Why not earlier? Believe it or not, there has to be some room for the actual purpose of the university.
"There are students here," LSU play-by-play man Jim Hawthorne said. "People here know how to have a good time. Once you begin to have success, it kind of snow balls into mythical proportions."
There is nothing mystical about it when you consider good teams play well whatever time of day. In 1992, a Colorado State team with Meyer as its receivers coach won at LSU 17-14. That was against a Curley Hallman team that went 2-9. As recently as 2000, Alabama-Birmingham beat Nick Saban's first team 13-10 at night.
"We went down there and beat them and the stadium wasn't a factor," Meyer said. "That's because the team wasn't very good. What makes LSU [is] the environment and the fans and those guys wearing the jerseys. They're really good players."
Good players who somehow get worse during the day. The Tigers are only 11-6 in daylight at home during this decade and 21-25-3 since 1960. So let the big orange blob in the sky take its place below the horizon. That seems to cure all of LSU's deficiencies.
"I know that LSU has looked sluggish so far this year.
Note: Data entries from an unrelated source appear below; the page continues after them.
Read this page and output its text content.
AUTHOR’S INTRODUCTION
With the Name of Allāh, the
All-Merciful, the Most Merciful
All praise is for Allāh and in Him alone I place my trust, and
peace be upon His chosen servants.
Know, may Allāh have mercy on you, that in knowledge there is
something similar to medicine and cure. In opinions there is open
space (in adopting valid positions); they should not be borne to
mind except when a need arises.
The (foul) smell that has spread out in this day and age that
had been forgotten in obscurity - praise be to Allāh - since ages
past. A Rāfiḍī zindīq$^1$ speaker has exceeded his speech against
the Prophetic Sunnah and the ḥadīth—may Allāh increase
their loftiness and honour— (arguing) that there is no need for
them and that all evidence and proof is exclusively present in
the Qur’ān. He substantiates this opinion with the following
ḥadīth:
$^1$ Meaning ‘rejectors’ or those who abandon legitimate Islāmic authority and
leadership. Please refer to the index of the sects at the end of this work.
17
I know its offense hasn't pulled it together yet," Bradley said via e-mail.
A noted author and journalist, Bradley was a center on the 1979 team who wrote a memoir of his time at the school, It Never Rains In Tiger Stadium.
"We're going to see a different Tiger team come Saturday night -- a very different team. The crowd will be insane. And we'll see the LSU players respond the way they usually do when it gets dark down on the bayou."